Pamukkale, a paradise in Turkey
WILCO VAN HERPENI never wrote about something I observed in Pamukkale in the western province of Muğla. I assume most of you have seen it, or at least have heard about Pamukkale. If you haven’t… Shame on you! This is one of the highlights of this country besides Istanbul, Ephesus, Doğubayazıt, Ani, Cappadocia, Sürmene Monastery, Beypazarı and beautiful Turkish nature… I can fill the whole page of this newspaper with examples; there is so much to see and do in Turkey.
But what I witnessed in Pamukkale, when I was there, was something interesting. I was there with my friend and cameraman Ethem Tosun to make a story for my program “Wilco’nun Karavanı.” We were waiting for the manger Ali, but obviously he was quite busy because we had to wait for him for more than an hour. Don’t get me wrong; this time waiting was not a problem for me. As a Dutch guy, I do not like to be late on any appointment and I expect other people to have the same mentality as me. Well… here in Turkey that’s a bit difficult. Of about 80 percent of the appointments that I have, I am sorry to tell you, I have to wait for the people. Sometimes I have to wait for more than an hour. A funny detail is that it was a Dutch-Turkish photographer friend of mine who made me wait the longest: 1.5 hours (and no excuse or reason for his delay!). But I’ve become accustomed to it; and even I do arrive a bit late to some of my meetings.
People in Istanbul, although this is a big city and is completely disconnected with nature, still have the idea that they are Mediterranean people (Turkish people always proudly announce that they are Mediterranean people where life is relaxed and laid back). I think that is wrong. This is a huge city and is not connected with the Mediterranean Sea at all. (The reason people come up with for being late is mostly the terrible traffic in this city. For me that is no excuse anymore. We all know about the terrible Istanbul traffic…) So calculate three hours to go from one point in Istanbul to another. I do the same.
So while waiting for Ali and enjoying ourselves at the same time we were also looking for the best locations to film at. The Roman bath of Pamukkale – the beautiful white basins – or the necropolis; in a way it is very easy to make a nice program about Pamukkale.
What we were searching for was the best place to shoot from; where and how would I make my announcements etc. It was another busy day in this paradise of Turkey. Wherever we looked we saw Russian girls. One was even sexier than the next; it was distracting us a lot. I know this isn’t really female-friendly but (unfortunately) this is what happens with men. Anyway, the young girls with their beautiful bodies made beautiful backgrounds (or foregrounds) for some pictures we took at the Roman pool. It was as if Fashion television came to Pamukkale to do a Fashion shooting and we ended up in the middle of it.
Then Ali arrived. Without waiting, he explained why he was late and then went on to daily life. Last year they caught a guy who was taking voyeur-esque pictures of the women in the water. He sent his security to the area and they learned that the guy had taken over 500 pictures. I looked at Ethem and it was as if I was on fire. We had been taking pictures of so many people (girls) as well.

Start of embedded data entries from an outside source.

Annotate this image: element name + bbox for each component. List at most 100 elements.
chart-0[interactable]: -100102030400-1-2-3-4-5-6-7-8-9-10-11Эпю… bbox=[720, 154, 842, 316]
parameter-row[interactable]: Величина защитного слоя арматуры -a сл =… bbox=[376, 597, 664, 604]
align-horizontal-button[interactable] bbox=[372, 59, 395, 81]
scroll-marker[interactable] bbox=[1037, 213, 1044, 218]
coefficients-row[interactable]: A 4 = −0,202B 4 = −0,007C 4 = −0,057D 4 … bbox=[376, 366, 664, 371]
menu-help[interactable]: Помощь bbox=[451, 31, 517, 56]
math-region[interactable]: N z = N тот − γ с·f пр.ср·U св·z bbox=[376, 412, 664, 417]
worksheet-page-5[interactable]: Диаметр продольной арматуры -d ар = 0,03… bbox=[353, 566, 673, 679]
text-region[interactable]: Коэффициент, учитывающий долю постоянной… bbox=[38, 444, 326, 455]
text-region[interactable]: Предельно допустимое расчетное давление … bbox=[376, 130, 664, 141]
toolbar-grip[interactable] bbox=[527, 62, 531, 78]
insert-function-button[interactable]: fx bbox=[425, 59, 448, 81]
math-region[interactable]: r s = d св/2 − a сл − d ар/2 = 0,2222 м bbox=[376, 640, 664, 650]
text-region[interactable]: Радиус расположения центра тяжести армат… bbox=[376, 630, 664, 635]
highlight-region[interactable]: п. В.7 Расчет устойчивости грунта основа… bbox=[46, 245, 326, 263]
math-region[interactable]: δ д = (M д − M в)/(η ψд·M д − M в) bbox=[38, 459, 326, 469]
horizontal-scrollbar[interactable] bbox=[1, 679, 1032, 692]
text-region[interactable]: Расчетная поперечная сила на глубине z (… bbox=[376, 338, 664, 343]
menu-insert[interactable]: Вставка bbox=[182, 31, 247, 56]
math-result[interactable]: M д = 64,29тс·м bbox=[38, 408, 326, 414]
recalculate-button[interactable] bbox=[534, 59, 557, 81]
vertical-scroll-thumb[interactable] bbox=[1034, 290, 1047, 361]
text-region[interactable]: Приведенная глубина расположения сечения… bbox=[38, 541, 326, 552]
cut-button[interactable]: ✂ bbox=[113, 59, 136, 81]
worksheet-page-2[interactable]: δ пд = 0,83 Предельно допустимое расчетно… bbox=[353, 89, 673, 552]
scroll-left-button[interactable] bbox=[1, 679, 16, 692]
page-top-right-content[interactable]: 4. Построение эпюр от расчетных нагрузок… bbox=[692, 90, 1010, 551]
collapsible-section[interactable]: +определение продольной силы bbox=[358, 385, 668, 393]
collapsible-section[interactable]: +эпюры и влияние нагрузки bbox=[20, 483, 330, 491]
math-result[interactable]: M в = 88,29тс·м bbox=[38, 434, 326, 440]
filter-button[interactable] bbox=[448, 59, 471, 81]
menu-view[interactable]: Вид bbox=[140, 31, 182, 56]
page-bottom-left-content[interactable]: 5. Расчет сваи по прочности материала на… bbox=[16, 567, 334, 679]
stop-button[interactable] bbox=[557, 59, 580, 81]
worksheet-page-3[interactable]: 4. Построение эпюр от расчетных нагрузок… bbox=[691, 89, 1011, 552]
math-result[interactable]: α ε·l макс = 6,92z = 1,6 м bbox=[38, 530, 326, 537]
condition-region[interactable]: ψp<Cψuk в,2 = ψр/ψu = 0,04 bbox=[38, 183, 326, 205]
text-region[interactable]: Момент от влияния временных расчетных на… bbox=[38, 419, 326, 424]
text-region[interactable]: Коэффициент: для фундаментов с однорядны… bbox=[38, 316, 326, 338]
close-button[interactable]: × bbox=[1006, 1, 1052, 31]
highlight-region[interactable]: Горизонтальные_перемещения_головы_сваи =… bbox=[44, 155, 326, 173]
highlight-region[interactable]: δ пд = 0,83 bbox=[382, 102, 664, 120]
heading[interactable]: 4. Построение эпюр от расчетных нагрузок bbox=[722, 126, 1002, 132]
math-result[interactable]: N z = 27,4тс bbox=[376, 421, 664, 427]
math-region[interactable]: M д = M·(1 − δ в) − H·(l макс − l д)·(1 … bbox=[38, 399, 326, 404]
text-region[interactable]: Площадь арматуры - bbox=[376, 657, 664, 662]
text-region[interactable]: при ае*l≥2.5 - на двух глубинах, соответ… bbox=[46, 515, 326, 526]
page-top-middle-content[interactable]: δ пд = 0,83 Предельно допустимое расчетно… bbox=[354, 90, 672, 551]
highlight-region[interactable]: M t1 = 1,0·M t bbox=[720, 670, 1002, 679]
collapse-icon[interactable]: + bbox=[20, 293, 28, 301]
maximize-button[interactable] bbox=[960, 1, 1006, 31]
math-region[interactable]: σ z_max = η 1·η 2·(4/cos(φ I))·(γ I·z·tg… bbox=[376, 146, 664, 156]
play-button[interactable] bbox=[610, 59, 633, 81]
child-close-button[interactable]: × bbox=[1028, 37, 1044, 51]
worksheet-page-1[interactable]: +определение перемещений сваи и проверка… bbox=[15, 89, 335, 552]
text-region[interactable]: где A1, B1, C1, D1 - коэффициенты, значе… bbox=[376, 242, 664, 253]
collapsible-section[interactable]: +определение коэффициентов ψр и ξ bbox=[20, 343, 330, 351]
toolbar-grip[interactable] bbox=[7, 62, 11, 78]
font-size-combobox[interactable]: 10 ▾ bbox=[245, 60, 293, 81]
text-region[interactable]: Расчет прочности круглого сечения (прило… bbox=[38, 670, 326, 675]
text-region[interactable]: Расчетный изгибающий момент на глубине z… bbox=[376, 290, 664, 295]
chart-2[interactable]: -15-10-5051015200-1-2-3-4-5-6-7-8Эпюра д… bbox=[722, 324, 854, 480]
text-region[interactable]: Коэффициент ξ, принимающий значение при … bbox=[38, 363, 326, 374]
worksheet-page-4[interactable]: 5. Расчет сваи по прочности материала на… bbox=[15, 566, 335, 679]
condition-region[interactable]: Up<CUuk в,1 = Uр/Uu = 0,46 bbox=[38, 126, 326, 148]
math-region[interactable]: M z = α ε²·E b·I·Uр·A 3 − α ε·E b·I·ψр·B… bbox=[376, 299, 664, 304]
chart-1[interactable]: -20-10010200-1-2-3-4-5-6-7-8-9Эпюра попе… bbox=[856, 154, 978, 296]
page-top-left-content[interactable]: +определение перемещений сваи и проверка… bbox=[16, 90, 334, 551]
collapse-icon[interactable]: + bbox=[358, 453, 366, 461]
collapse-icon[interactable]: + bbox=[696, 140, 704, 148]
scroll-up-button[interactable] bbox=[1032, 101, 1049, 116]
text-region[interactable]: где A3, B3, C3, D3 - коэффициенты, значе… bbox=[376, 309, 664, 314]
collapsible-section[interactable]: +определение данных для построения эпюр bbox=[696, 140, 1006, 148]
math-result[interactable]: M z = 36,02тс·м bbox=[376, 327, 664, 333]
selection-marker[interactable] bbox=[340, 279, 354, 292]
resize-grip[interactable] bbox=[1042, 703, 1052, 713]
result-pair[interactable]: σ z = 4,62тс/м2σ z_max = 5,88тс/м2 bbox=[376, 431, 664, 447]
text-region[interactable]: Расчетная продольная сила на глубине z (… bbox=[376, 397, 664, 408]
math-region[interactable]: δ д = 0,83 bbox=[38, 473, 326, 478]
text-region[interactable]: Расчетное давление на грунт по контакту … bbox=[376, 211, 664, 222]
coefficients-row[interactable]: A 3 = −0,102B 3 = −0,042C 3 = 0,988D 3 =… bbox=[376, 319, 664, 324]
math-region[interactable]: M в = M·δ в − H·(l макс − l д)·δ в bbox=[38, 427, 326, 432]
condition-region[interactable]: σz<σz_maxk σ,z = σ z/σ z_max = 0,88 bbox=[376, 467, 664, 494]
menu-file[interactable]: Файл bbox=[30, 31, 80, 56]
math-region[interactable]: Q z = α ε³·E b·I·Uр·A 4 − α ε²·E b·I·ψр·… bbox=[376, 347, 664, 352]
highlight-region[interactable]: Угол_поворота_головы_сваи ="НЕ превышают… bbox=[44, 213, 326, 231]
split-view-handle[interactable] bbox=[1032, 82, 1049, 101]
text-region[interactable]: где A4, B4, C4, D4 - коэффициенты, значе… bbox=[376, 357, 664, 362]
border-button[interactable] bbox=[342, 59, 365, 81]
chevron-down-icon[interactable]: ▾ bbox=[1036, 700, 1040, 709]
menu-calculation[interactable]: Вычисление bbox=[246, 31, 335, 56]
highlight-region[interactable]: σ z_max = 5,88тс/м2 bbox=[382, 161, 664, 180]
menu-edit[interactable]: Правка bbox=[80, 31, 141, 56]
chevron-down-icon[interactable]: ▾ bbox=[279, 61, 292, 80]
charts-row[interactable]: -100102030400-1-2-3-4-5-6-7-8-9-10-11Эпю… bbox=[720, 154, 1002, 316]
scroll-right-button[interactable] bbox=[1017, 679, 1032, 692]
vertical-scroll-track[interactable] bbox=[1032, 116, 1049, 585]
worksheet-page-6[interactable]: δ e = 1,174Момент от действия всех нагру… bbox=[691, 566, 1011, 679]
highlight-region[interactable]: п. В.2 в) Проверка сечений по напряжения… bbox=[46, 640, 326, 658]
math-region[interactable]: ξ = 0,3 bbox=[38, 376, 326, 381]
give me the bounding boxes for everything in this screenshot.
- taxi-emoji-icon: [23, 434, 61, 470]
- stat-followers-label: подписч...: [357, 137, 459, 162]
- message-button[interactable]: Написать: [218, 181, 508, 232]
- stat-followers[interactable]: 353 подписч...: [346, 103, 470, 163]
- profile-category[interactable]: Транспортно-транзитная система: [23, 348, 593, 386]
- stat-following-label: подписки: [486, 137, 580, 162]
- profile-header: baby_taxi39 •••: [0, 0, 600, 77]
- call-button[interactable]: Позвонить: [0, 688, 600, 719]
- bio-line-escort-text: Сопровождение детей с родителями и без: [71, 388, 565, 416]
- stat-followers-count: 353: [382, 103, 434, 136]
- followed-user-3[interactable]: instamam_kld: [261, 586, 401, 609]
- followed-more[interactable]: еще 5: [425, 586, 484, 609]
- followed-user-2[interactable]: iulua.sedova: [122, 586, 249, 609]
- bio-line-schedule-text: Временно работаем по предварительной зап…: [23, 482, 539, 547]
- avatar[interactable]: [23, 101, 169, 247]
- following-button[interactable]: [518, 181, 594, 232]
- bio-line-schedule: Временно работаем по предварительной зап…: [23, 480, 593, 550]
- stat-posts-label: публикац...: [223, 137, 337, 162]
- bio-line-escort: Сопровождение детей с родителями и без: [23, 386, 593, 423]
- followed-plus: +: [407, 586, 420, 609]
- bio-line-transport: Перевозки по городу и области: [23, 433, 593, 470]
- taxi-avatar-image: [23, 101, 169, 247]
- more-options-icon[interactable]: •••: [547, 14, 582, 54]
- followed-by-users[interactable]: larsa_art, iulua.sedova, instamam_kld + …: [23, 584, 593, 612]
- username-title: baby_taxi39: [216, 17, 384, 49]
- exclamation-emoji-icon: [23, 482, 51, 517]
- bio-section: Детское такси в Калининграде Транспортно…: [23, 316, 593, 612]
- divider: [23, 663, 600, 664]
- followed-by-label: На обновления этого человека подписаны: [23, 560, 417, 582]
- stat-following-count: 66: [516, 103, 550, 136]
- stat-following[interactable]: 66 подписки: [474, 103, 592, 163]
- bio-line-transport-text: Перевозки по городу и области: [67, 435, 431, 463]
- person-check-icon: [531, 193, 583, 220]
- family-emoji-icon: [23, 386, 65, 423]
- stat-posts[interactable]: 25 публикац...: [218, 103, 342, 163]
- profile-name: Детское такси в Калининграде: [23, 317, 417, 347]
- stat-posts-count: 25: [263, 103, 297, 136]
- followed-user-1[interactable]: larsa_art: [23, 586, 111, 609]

It was almost evening and the sunset. The sunlight got softer minute by minute. This was not planet earth anymore; we were on a different planet. At the end and at the beginning of the day you have the most incredible light to take pictures of Pamukkale. The only problem being that Pamukkale is humongous. You have the graveyard, the Roman pool and, of course, the pools made of travertine; Pamukkale is a real special place to visit.
The weirdest feeling I had while I was walking around occurred during the end of the day. Actually it was not a weird feeling; it was more of a clash of cultures! It was during the early sunset. While walking around, I saw another pair of Russian girls walking in front of me. Just the opposite, a traditional village woman was approaching me! The woman, dressed in traditional village clothing, made such a contrast compared to the Russian woman who did not wear more than a string…
Clash of cultures
We are not always aware of it, but it would be nice if we foreigners would pay a bit more attention and respect to the situation we are in. I have seen groups, including their guide, walking into mosques without covering their hair. For me, that is something not to be done. I think you have to respect the feelings of the local people. In every country, there are numerous unwritten rules that you always obey, so why don’t you obey them here in Turkey?
Do not get me wrong; the picture of the Russian girls combined with the village woman made a beautiful picture. (That is, from a professional point of view). Traditional life versus “modern” life. At least I took my picture of the day and, by the way, the program turned out well. But then again, it is very difficult to make a bad show about Pamukkale, one of the miracles of nature in Turkey.